Alessandra Vittorini Orgeas*, Christoph W. Sensen
HCEMM, Szeged, Hungary
alessandra.vittorini [at] hcemm.eu
Abstract
Circulating cell-free DNAs are DNA fragments released into the blood by different tissues. They can be isolated from a routine blood draw that is a cost-effective, fast and non-invasive procedure. While their presence is detectable under healthy conditions, there are solid evidences of their association with various clinical conditions. This explains the great interest for cell-free DNAs in clinical settings, because of their potential role as biomarkers. Furthermore, the availability of a higher number of samples and high-throughput sequencing technologies have enabled the production of massive amounts of complex genomic data. As consequence, the potentiality of cell-free DNAs can be exploited only if supported by a computational platform that streamlines the execution of the analysis and makes it reproducible and shareable across different platforms. The proposed computational pipeline addresses the complexity of this analysis. The pipeline starts with the raw data pre-processing necessary to remove residual adapters and filter the low-quality reads.
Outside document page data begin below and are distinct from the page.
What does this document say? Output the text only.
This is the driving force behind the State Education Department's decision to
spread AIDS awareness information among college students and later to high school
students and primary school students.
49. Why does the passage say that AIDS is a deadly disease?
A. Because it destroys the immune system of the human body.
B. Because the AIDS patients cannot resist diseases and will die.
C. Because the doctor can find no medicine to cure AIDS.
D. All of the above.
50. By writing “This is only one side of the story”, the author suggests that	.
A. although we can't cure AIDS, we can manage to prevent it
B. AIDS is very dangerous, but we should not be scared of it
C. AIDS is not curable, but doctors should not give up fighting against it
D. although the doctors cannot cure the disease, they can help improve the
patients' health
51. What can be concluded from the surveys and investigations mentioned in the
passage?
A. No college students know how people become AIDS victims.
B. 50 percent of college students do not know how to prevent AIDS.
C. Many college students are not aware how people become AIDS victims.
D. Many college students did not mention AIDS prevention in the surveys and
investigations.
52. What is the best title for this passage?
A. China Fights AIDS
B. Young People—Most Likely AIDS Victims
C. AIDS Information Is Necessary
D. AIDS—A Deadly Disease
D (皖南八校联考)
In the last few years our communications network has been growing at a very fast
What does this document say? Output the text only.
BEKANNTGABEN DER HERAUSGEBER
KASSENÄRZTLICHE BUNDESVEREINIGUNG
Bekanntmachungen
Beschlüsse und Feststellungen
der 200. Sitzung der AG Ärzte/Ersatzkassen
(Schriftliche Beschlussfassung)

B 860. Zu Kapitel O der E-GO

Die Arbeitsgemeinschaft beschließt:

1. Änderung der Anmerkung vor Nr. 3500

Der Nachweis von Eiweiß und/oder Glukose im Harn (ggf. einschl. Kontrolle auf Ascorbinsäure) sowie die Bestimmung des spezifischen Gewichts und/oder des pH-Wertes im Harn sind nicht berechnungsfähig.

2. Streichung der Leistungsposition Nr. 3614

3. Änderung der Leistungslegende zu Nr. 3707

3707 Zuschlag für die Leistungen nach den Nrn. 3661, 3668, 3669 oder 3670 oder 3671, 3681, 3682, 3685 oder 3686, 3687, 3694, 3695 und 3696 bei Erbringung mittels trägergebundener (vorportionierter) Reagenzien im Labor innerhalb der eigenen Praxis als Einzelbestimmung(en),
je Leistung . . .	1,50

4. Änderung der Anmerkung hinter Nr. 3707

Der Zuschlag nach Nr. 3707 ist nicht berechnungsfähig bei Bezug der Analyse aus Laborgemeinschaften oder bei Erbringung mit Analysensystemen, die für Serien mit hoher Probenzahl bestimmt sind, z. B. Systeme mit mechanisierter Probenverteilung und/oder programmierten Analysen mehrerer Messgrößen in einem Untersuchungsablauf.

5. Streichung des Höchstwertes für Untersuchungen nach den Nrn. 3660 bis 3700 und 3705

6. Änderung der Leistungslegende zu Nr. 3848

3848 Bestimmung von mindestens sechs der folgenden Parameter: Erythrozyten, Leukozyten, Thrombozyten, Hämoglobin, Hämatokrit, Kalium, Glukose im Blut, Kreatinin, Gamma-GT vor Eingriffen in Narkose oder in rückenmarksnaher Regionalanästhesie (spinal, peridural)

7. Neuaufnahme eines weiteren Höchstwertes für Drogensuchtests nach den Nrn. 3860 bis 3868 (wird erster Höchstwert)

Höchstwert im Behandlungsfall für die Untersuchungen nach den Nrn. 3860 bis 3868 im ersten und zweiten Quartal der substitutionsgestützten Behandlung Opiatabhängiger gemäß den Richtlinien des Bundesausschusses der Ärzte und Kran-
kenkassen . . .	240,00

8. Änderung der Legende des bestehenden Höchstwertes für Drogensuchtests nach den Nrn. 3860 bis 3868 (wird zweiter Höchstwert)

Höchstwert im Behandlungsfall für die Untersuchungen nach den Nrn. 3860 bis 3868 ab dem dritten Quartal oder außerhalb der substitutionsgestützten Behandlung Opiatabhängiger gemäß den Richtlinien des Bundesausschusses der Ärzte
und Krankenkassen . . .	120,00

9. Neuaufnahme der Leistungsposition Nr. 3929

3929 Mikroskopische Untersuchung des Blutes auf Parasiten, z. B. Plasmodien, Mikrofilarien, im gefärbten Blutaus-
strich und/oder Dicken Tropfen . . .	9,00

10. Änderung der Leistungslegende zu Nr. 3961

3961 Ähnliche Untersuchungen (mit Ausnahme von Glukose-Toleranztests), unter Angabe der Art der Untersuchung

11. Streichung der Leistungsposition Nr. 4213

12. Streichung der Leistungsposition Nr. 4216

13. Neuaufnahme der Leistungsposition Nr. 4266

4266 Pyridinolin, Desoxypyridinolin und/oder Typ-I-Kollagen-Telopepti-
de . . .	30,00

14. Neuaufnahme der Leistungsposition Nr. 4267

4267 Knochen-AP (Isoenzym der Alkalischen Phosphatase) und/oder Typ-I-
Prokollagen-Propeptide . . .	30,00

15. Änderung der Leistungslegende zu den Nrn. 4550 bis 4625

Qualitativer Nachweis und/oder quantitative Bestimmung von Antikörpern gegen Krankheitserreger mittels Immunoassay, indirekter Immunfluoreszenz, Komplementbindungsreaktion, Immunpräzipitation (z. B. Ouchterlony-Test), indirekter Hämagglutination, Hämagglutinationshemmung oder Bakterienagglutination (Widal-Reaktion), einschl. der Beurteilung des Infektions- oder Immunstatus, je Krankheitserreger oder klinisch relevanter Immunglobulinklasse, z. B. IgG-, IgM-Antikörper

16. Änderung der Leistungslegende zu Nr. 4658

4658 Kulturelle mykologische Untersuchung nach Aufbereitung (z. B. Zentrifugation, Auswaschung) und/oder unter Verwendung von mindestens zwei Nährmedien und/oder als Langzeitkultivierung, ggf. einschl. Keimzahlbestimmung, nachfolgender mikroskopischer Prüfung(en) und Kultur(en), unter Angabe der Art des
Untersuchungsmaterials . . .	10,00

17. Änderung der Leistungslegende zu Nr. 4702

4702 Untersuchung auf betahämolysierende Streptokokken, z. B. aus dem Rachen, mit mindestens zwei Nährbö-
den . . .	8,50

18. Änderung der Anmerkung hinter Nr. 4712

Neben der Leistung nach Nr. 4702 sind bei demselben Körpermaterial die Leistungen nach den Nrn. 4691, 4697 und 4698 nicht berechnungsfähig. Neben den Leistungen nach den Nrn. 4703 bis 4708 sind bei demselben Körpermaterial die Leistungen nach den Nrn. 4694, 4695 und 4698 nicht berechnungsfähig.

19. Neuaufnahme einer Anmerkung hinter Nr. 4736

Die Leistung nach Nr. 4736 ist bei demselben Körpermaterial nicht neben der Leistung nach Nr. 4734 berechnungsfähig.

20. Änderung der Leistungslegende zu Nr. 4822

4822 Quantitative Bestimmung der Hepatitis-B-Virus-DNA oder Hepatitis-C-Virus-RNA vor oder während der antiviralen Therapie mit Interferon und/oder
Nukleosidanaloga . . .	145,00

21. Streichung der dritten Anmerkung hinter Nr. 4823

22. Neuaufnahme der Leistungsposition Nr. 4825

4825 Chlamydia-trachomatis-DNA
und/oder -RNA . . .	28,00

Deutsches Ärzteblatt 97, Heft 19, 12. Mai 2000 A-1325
It follows the composition analysis where the average sample composition is calculated and expressed in terms of specific target regions of human DNA. Next, a random forest classifier algorithm searches for a subset of the target regions that perform best at predicting the health outcome. The statistical significance of the output is validated by the MANOVA test. Finally, the pipeline runs through the original set of sequencing data to retrieve what sequences best match the composition represented by the pool of target regions deriving from the previous step. The ultimate result is a list of nucleotide sequences that have been identified as the best performing indicators of a clinical condition based on the analysis described above. Thanks to the containerization technology and workflows managers this pipeline can be shared and executed with the same functionalities across different platforms, and its installation process is automated.
Keywords: bioinformatics, computer science, DNA, sequencing, biomarkers
Acknowledgements: We thank Dr. Stefan Grabuschnig (Innophore GmbH, Austria) for the crucial help, guidance and insights in developing the computational framework of the pipeline. This work was funded in part by EU Horizon 2020 Grant No. 739593 and in part by the Ministry of Culture and Innovation of Hungary from the National Research, Development and Innovation Fund, with project no. TKP-2021-EGA-05 under the Thematic Excellence Programme and project no. 2022-2.1.1-NL-2022-00005 under the National Laboratory Programme.